- Texte visé : Texte de la commission sur le projet de loi, après engagement de la procédure accélérée, d’urgence pour la protection et la souveraineté agricoles (n°2632)., n° 2765-A0
- Stade de lecture : 1ère lecture (1ère assemblée saisie)
- Examiné par : Assemblée nationale (séance publique)
Supprimer cet article.
Cet amendement vise à supprimer la disposition introduite en commission permettant aux marchés d’intérêt national (MIN) d’exercer des activités de centrale d’achat pour les besoins de la restauration collective publique.
Introduite sans étude d’impact préalable ni concertation avec les acteurs économiques concernés, disposition soulève plusieurs difficultés importantes.
Si l’objectif poursuivi entend répondre à des difficultés réelles rencontrées par certaines collectivités (ingénierie des marchés publics, sécurisation logistique, mutualisation des volumes ou simplification administrative) le dispositif proposé apparaît inadapté au rôle et au fonctionnement des MIN.

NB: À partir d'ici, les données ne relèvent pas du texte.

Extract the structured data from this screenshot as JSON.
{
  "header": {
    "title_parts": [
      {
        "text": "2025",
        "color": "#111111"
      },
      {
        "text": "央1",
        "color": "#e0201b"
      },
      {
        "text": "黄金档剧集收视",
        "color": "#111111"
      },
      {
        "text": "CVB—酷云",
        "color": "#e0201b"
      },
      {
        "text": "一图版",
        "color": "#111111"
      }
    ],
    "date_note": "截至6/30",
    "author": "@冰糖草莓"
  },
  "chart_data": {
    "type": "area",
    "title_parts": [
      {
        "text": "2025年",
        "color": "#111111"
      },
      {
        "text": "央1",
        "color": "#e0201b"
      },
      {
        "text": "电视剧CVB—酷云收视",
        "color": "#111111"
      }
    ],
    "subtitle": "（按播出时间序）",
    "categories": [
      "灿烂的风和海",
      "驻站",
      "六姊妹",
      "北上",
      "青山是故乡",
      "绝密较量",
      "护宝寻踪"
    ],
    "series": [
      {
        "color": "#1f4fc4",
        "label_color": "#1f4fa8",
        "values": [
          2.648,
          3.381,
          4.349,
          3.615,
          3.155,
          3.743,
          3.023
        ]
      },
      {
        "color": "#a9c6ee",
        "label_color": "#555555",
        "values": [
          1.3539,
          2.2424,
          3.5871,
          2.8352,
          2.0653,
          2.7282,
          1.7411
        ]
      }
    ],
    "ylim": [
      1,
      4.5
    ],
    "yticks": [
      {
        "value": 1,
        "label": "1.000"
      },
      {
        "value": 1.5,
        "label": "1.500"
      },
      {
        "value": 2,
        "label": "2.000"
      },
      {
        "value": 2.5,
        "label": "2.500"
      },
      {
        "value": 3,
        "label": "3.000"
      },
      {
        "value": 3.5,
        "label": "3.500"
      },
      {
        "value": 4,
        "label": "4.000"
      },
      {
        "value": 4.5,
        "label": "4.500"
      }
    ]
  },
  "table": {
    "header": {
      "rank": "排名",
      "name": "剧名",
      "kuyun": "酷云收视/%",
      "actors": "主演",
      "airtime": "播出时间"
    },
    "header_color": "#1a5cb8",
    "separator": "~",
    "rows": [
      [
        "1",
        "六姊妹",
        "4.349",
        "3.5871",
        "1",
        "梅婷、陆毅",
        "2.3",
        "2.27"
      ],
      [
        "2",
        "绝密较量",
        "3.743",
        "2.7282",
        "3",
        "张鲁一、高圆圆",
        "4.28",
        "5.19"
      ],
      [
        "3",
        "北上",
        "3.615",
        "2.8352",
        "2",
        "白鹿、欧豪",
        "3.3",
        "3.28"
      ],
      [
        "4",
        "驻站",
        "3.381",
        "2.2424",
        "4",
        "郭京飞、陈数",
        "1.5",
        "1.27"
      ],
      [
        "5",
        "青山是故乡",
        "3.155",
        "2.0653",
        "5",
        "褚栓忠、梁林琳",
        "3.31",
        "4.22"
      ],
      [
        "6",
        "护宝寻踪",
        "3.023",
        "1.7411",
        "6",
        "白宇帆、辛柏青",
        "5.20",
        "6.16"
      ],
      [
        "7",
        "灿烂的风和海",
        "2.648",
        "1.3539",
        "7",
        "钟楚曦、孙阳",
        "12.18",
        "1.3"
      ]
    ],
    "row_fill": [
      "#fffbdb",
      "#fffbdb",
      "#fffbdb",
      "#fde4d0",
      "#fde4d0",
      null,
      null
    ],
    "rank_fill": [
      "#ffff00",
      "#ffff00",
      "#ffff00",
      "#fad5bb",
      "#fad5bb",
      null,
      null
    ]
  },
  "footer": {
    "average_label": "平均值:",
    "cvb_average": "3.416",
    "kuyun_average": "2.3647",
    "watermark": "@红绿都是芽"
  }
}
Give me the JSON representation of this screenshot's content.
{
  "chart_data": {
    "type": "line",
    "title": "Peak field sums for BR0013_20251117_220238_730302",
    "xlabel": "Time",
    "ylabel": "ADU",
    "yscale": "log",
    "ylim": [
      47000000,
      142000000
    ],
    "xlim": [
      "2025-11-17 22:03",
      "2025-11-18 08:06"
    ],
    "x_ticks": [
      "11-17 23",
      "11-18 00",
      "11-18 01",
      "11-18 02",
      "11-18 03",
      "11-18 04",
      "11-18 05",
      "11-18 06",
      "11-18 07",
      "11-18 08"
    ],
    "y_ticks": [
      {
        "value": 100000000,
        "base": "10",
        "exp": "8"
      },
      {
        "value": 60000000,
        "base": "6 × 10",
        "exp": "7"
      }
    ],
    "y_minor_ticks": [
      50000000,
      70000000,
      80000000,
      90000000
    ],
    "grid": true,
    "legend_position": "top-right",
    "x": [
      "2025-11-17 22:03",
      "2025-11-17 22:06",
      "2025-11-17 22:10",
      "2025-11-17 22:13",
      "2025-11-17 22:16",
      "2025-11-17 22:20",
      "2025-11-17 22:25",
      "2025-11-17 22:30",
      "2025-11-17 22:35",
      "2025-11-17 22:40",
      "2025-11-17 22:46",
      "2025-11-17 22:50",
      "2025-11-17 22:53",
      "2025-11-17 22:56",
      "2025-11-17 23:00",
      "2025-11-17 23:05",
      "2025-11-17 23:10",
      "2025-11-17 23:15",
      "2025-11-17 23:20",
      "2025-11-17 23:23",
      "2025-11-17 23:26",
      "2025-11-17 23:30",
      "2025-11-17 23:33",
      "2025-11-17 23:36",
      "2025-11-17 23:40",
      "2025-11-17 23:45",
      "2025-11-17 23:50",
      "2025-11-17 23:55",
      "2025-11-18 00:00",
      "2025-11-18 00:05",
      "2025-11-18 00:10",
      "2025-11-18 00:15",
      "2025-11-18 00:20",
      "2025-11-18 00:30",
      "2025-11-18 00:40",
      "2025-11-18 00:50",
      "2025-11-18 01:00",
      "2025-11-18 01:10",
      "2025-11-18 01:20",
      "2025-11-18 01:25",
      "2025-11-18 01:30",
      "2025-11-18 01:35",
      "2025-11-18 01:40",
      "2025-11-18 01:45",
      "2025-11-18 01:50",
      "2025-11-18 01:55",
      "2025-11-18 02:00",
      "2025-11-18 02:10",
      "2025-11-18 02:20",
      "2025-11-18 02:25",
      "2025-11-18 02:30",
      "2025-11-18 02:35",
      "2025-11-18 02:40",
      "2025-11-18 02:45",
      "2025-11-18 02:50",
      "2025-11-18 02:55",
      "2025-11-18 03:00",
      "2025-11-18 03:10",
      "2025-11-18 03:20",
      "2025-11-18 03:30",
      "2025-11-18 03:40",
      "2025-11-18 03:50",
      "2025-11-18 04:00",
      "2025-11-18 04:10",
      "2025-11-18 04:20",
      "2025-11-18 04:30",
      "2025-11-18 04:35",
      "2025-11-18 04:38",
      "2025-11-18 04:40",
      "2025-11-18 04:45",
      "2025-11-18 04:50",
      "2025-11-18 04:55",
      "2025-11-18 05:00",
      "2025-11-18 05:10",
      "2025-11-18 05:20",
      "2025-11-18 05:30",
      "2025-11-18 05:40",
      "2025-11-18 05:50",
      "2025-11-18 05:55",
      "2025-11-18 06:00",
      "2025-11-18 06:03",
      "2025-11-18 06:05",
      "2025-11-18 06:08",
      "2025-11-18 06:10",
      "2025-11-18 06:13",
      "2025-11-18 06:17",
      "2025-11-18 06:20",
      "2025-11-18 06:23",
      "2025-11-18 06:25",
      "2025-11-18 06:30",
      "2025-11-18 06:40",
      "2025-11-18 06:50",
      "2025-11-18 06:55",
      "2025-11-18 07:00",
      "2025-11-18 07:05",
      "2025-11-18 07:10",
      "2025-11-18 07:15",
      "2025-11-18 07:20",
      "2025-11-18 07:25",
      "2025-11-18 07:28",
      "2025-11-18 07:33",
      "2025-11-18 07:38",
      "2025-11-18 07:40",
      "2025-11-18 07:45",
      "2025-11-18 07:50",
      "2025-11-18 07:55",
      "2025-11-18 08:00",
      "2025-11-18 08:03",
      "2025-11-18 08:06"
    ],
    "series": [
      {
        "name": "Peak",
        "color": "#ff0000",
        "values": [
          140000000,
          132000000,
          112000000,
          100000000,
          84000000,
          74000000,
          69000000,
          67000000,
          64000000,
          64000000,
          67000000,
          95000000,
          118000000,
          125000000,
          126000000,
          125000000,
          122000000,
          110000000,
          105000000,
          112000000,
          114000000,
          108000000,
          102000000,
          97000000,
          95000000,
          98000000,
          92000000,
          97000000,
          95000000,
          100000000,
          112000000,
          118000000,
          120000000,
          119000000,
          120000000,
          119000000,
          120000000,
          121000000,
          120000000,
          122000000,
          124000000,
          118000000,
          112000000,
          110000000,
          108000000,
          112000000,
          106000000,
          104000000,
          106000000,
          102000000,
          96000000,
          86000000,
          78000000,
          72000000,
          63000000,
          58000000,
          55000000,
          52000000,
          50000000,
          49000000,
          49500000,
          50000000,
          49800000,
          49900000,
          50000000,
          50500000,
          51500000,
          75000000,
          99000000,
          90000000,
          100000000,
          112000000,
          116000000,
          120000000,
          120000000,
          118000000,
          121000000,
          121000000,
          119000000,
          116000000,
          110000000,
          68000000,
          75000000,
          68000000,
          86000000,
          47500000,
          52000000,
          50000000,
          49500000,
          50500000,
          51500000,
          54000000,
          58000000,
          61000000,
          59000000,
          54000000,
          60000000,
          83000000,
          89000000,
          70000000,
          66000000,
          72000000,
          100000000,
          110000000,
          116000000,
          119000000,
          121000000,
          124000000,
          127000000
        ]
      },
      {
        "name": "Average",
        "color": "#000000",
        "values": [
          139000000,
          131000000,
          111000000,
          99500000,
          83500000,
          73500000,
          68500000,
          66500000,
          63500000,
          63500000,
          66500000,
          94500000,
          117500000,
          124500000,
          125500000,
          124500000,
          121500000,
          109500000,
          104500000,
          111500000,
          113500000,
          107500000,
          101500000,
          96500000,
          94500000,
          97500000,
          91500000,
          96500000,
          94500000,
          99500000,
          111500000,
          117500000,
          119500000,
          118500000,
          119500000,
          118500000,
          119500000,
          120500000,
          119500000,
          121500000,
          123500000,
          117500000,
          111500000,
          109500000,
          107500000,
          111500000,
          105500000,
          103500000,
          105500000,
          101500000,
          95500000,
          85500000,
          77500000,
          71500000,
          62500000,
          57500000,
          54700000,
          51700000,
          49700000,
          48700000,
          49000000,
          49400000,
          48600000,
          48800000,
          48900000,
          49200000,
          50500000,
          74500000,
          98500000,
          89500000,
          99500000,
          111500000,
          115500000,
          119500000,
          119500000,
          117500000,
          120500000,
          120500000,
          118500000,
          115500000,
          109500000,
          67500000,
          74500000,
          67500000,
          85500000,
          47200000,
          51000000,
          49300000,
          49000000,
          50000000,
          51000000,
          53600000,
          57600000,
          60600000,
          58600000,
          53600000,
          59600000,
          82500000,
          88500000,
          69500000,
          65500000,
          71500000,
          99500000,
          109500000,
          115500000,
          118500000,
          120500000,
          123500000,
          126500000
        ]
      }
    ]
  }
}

Les MIN sont, au sens du code de commerce, des gestionnaires d’infrastructures destinées à accueillir des opérateurs du commerce de gros alimentaire. Ils n’ont ni vocation à se substituer aux acheteurs publics, ni à exercer eux-mêmes une activité commerciale concurrente de celle des grossistes qu’ils hébergent. La fonction de centrale d’achat implique en effet des compétences juridiques, logistiques, comptables et commerciales spécifiques, étrangères au modèle économique actuel des MIN.
Le dispositif crée en outre un risque de conflit d’intérêts structurel en plaçant le gestionnaire du MIN simultanément en position d’hébergeur, de client et de concurrent des opérateurs présents sur son carreau, sans prévoir de garanties suffisantes en matière de gouvernance, de séparation des activités ou de transparence dans la sélection des fournisseurs.
Par ailleurs, cette mesure pourrait favoriser une concentration des flux alimentaires au bénéfice des opérateurs les plus structurés, au détriment des petites exploitations, des productions de niche et des circuits d’approvisionnement territorialisés. La logique de centrale d’achat, fondée sur des volumes massifiés, des approvisionnements standardisés et des engagements pluriannuels, risque d’éloigner progressivement la restauration collective de ses objectifs de relocalisation des approvisionnements et de soutien à l’agriculture de proximité.
Le dispositif ne prévoit également aucune articulation avec les dynamiques territoriales déjà engagées dans de nombreux territoires, notamment à travers les projets alimentaires territoriaux (PAT), les plateformes locales de distribution ou les coopérations existantes entre collectivités, producteurs, organisations de producteurs et grossistes alimentaires.
Enfin, le principal frein à l’atteinte des objectifs de la loi EGALIM demeure aujourd’hui budgétaire davantage que logistique. La création d’une nouvelle faculté de centrale d’achat adossée aux MIN ne répond pas à cette difficulté structurelle, alors même que les acheteurs publics disposent déjà d’outils juridiques adaptés, notamment les groupements de commandes et les centrales d’achat existantes.
Cet amendement a été travaillé avec Restau’Co, SNRC, Chambres d’Agriculture France, FNSEA, Jeunes Agriculteurs, l’UNCGFL, UNIGROS, FENSCOPA, Syndicat des commissionnaires-négociants à la vente en gros de volaille et du gibier au MIN de Rungis.